— Утопающий хватается за соломинку, — сказал он.
— А кто же утопающий?
— Тот, кто тонет.
Ленинградский поэт Константин Вагинов с помощью слов и ритма пытался разгадать свой город, постичь каждое его мгновение:
Иногда мне кажется, что я вижу раму, а в раме вместо картины течет Нева с набережной, закрытой сумраком. В раннем детстве меня воспитывали горные реки и снежные, всегда зимние верхушки гольцов, а сейчас перевоспитывает город, убирая перегородку между жизнью и искусством.
Ощущение вписанности в эту поэму из камня внушает странное желание на миг окаменеть и увидеть те сны, какие по ночам снятся рекам, одетым в камень.
Великий художник Петров-Водкин с удивительной глубиной проник в суть нашего города и изобразил ленинградку, слив мадонну итальянского Возрождения с фабричной работницей времен гражданской войны в один неразделимый образ. Она стоит на балконе на фоне улицы и домов, словно созданных воображением Гоголя.

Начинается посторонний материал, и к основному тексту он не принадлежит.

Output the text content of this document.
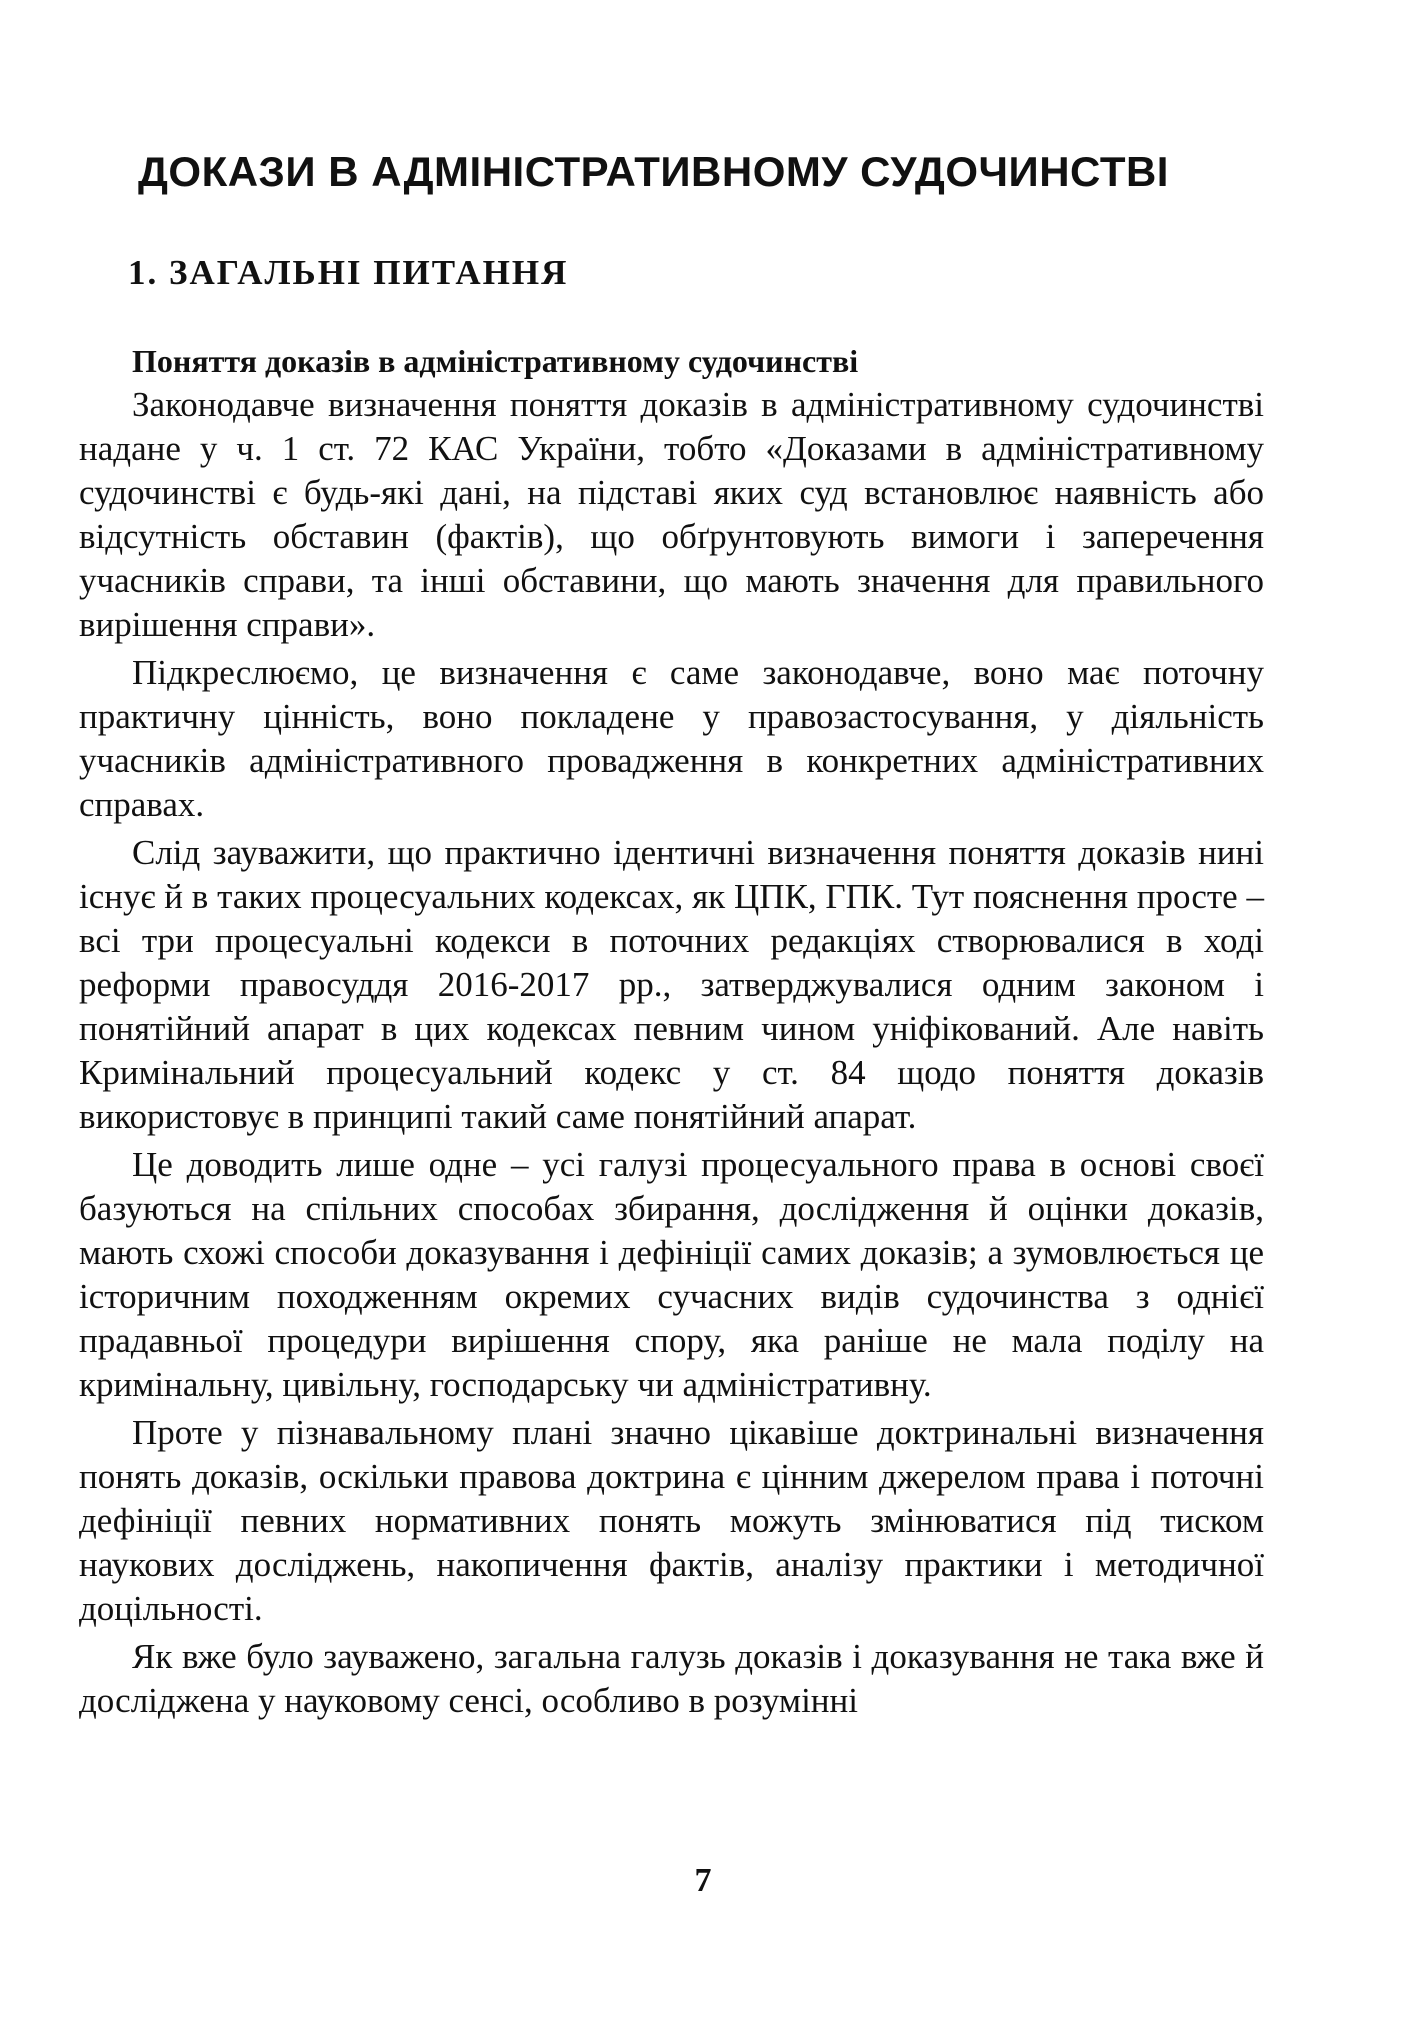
ДОКАЗИ В АДМІНІСТРАТИВНОМУ СУДОЧИНСТВІ
1. ЗАГАЛЬНІ ПИТАННЯ
Поняття доказів в адміністративному судочинстві

Законодавче визначення поняття доказів в адміністративному судочинстві надане у ч. 1 ст. 72 КАС України, тобто «Доказами в адміністративному судочинстві є будь-які дані, на підставі яких суд встановлює наявність або відсутність обставин (фактів), що обґрунтовують вимоги і заперечення учасників справи, та інші обставини, що мають значення для правильного вирішення справи».

Підкреслюємо, це визначення є саме законодавче, воно має поточну практичну цінність, воно покладене у правозастосування, у діяльність учасників адміністративного провадження в конкретних адміністративних справах.

Слід зауважити, що практично ідентичні визначення поняття доказів нині існує й в таких процесуальних кодексах, як ЦПК, ГПК. Тут пояснення просте – всі три процесуальні кодекси в поточних редакціях створювалися в ході реформи правосуддя 2016-2017 рр., затверджувалися одним законом і понятійний апарат в цих кодексах певним чином уніфікований. Але навіть Кримінальний процесуальний кодекс у ст. 84 щодо поняття доказів використовує в принципі такий саме понятійний апарат.

Це доводить лише одне – усі галузі процесуального права в основі своєї базуються на спільних способах збирання, дослідження й оцінки доказів, мають схожі способи доказування і дефініції самих доказів; а зумовлюється це історичним походженням окремих сучасних видів судочинства з однієї прадавньої процедури вирішення спору, яка раніше не мала поділу на кримінальну, цивільну, господарську чи адміністративну.

Проте у пізнавальному плані значно цікавіше доктринальні визначення понять доказів, оскільки правова доктрина є цінним джерелом права і поточні дефініції певних нормативних понять можуть змінюватися під тиском наукових досліджень, накопичення фактів, аналізу практики і методичної доцільності.

Як вже було зауважено, загальна галузь доказів і доказування не така вже й досліджена у науковому сенсі, особливо в розумінні

7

Так и мое сознание в каждом встречном женском лице ищет сходства с образами эрмитажных картин.
Время от времени в дам моего деда приезжал гость. Он приезжал на низеньком гнедом иноходце, сидя в деревянном бурятском седле, к которому был приторочен мокрый мешок с прохладными, пахнувшими дном реки и степью сигами. Кроме сигов гость привозил с собой тишину.
Тишина, мягко ступая обшитыми войлоком подошвами монгольских сапог, входила в дом вместе с гостем и садилась у стола, на котором уже стоял горячий самовар.
— Ты ничего не говори, — просил гость деда. — И я тоже не буду говорить.
Я выходил из своей комнаты на кухню, чтобы посмотреть на гостя, одетого в длинный дыгил, сшитый из синего шелка, и почувствовать приехавшую к нам на гнедом иноходце тишину.
Тишина была похожа на высокогорную степь, откуда приехал к нам гость, и она замыкала каждую стоящую на кухне вещь в тот особый покой, какой бывает только в летней бурятской юрте, на земляной крыше которой растет полынь.
Гость пил чай, держа в ладони блюдце, а дед сидел рядом и думал только, наверно, об одном: как бы невзначай что-нибудь не сказать.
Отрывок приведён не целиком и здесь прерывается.